“Kalau aku Dirga, dan aku curiga istriku punya hubungan dengan anak kolegaku... aku akan bikin skenario kayak gini.”
Sheana menelan ludah. Tiba-tiba saja segala tawa dan kehangatan berubah jadi sesuatu yang menggantung di udara. Tegang. Tak pasti.
“Kalau itu benar...” bisiknya, “we’ve been watched.”
“Kalau itu benar,” sahut Ellan, “maka kita udah terlalu dalam.”
Sheana menatapnya. “Kamu nyesel?”
Ellan mengangkat bahu. “Kalau hari ini kencan... I’d ask for another round.”
Sheana menghela napas. “Kamu selalu jawab pakai kalimat yang nggak ada di soal.”
Ellan menyeringai. “Tapi bikin kamu senyum, kan?”
Sheana tak membalas. Ia hanya menarik napas panjang, lalu menatap hujan yang makin deras. Tangannya tanpa sadar bergerak, menyentuh lengan baju Ellan.
“Thanks... for today.”
“You’re welcome,” bisik Ellan. “Anytime. Even if you don’t ask.”
***
Sheana memutar sendok kecil di dalam gelas es kopinya. Café kecil bergaya industrial di pojok kota itu sedang ramai, tapi dia memilih duduk di sudut yang agak tersembunyi.
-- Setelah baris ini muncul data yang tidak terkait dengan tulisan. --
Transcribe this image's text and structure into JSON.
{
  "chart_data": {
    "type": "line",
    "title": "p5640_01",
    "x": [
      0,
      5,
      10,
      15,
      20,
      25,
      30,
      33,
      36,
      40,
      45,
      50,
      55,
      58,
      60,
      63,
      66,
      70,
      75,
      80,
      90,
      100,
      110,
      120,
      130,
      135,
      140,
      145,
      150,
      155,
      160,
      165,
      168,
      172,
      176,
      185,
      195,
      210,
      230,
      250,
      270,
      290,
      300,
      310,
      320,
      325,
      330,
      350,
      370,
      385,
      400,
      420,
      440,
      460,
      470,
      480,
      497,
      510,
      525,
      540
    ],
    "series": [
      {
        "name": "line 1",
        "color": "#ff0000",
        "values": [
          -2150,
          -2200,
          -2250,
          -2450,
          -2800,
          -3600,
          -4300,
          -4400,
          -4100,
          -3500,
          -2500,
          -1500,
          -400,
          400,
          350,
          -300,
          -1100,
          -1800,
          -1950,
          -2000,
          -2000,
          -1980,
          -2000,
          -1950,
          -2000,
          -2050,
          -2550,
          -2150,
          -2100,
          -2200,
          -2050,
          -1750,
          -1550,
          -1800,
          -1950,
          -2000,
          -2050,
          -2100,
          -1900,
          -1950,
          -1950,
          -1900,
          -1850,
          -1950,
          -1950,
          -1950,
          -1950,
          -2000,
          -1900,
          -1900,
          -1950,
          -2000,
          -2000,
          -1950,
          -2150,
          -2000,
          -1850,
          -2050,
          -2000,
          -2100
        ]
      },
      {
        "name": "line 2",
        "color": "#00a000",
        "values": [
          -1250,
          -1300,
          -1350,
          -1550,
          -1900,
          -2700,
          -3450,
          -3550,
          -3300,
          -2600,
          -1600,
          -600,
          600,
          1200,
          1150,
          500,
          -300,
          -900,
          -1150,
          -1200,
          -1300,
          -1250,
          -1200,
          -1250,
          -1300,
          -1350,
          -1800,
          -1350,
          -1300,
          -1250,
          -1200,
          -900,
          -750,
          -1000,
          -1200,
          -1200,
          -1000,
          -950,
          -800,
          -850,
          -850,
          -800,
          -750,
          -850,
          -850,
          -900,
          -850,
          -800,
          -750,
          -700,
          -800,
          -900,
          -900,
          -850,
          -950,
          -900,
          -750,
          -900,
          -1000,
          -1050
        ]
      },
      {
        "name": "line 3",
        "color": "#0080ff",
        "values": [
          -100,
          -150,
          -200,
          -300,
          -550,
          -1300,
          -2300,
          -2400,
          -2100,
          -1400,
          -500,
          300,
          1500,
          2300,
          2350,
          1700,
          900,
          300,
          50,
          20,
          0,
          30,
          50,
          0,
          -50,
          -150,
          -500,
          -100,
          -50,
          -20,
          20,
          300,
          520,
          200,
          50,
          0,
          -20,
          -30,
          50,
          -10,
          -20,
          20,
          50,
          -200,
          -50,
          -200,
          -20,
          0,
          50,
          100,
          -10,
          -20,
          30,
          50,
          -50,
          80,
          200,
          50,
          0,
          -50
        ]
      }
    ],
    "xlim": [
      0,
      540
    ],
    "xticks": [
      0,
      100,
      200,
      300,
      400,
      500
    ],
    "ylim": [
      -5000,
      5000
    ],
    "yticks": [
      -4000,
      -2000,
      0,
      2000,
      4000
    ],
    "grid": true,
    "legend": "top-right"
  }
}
Rambutnya disisir rapi ke samping, kemeja putih gading, dan bibir tipis berwarna nude.
Grace datang beberapa menit setelahnya, mengenakan blazer putih, high heels hitam, dan aroma parfum yang sama sejak lima tahun lalu.
“Sorry lama, makeup artist gue sibuk banget ngerapiin alis klien. Gue jadi korban terakhir,” ujarnya sambil duduk.
Sheana tertawa kecil. “Masih sempat selfie lima kali di parkiran, kan?”
Grace menyeringai. “Always.”
Setelah basa-basi sebentar, Grace menyipitkan mata, menatap Sheana yang tengah menyeruput minumannya.
“Lo glowing,” kata Grace sambil menarik kursi. “Like, weirdly glowing.”
Sheana tertawa kecil. “Sheet mask semalam bagus, mungkin.”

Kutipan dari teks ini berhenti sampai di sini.